In 1970 Leibovitz returned to her photography training at the San Francisco Art Institute and took her Minolta SR-T 101 onto the streets of the city where she soon found herself making pictures of the demonstrations against the Vietnam War.
I was doing the same with my Pentax Spotmatic. Our paths quickly diverged from that point. One of her shots of the demonstrators found its way to the cover of Rolling Stone. The next year she again made the Rolling Stone cover with a portrait of John Lennon. Not hard to discern the reasons for the divergence from my trajectory. She was young, pretty, sociable, smart and ambitious, and she very quickly developed impressive skills with her camera.
Leibovitz's skills quickly got her a regular position as a staff photographer for Rolling Stone and drew the interest of big magazine editors who wanted attention-grabbing pictures of media celebrities. That set the course for most of her career.

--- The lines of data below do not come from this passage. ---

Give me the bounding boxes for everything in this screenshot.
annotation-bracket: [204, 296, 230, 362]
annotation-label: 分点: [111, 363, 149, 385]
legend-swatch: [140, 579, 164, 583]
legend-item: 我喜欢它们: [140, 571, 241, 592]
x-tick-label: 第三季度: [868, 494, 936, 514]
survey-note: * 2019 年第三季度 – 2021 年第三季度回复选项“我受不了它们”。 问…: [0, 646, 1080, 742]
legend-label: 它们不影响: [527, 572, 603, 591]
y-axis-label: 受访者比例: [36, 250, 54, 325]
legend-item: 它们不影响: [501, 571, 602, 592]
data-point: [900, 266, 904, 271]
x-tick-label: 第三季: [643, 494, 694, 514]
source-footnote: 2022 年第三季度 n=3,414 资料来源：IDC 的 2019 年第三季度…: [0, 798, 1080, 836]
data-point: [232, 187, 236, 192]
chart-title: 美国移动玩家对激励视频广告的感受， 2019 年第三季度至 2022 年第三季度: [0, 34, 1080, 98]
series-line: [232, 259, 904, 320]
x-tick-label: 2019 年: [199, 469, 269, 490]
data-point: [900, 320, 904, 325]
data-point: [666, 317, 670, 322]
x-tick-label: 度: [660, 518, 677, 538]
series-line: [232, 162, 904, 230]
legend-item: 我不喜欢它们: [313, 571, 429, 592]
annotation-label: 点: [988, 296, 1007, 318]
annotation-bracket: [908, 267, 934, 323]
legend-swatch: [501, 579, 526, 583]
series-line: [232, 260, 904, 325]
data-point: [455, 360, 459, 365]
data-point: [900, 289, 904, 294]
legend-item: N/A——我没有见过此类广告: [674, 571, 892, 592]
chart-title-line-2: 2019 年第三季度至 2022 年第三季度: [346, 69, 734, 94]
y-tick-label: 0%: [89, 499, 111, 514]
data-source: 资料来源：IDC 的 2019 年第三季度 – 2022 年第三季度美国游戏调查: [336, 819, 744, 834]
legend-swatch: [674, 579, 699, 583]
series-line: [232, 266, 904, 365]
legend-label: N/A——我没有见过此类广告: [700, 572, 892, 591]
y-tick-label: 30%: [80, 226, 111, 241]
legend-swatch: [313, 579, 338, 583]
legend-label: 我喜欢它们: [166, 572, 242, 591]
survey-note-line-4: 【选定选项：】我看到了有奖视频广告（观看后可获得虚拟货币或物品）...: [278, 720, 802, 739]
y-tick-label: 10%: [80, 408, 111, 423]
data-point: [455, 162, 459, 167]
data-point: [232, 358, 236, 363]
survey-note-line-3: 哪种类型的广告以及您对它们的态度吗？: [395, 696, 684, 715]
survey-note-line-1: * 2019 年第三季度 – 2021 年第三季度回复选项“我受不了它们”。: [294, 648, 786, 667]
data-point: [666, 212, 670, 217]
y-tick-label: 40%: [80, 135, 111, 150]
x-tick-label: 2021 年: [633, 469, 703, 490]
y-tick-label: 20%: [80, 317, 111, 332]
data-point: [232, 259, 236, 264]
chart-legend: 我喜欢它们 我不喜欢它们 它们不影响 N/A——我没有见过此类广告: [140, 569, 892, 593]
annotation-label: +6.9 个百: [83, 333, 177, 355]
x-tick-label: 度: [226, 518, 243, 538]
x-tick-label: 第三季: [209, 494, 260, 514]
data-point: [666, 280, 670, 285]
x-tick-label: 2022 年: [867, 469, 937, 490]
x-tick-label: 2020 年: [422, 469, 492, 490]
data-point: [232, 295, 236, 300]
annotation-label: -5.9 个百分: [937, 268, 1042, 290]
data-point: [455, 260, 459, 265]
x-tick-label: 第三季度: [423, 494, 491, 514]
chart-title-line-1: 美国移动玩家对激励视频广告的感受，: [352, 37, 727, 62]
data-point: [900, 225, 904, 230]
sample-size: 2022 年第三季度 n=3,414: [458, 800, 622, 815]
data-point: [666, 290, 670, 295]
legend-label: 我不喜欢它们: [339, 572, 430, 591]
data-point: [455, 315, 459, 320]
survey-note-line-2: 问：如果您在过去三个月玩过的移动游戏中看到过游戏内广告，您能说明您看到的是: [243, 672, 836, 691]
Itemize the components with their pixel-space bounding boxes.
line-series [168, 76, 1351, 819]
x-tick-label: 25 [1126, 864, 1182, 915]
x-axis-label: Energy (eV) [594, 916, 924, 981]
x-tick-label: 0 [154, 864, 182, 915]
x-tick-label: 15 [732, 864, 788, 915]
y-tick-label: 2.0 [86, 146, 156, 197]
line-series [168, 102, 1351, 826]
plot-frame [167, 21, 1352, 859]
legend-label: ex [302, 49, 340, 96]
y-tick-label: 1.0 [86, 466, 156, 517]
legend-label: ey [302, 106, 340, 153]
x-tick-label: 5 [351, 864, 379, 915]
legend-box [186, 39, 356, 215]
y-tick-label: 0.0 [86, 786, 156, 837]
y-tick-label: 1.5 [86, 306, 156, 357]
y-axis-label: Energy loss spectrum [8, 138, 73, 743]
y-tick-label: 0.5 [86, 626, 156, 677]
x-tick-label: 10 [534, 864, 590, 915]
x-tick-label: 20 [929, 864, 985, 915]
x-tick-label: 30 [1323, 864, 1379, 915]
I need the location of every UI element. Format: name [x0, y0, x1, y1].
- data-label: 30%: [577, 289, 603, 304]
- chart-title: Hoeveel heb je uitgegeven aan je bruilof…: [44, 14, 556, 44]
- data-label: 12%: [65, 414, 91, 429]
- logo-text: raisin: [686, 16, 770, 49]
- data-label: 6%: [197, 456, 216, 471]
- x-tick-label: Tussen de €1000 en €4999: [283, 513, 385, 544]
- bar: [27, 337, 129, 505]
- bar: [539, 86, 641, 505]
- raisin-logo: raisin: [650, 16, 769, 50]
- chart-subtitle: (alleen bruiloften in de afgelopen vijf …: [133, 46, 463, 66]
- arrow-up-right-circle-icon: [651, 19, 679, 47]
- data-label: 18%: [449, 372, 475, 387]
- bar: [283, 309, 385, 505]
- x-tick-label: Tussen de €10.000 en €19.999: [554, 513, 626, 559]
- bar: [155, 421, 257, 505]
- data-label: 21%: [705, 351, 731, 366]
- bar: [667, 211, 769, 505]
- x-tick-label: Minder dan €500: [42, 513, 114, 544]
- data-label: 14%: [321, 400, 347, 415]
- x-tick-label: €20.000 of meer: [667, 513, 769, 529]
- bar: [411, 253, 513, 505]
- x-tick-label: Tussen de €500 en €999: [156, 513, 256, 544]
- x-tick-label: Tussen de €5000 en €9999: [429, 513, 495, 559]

She continued using 35mm for quite a while, having moved up to a Nikon F. Film remained the only option for a long time and the demands of her commercial work moved Leibowitz to take up a Hasselblad and later a Mamiya RZ67 along with developing her skills with lighting, mostly using strobes. The range of portrait subjects is staggering, from William S. Burroughs to the Queen of England, and every famous media personality in between.
Leibovitz provides a lot of excellent insights about how digital technology became the standard for any kind of commercial photographic work. While the cameras and associated gear were initially quite awkward to work with, it was still a lot faster than anything that could be done with film with the exception of Polaroids that were generally unacceptable for publication. She reports being especially impressed with the capability of digital in getting good results from color in low light situations.
I an pleased I got past my initial aversion to celebrity photography to look closely at Leibovitz's impressive career, which actually spanned a much broader swath of the photographic arts. I'm looking forward now to making my way through her long list of published work.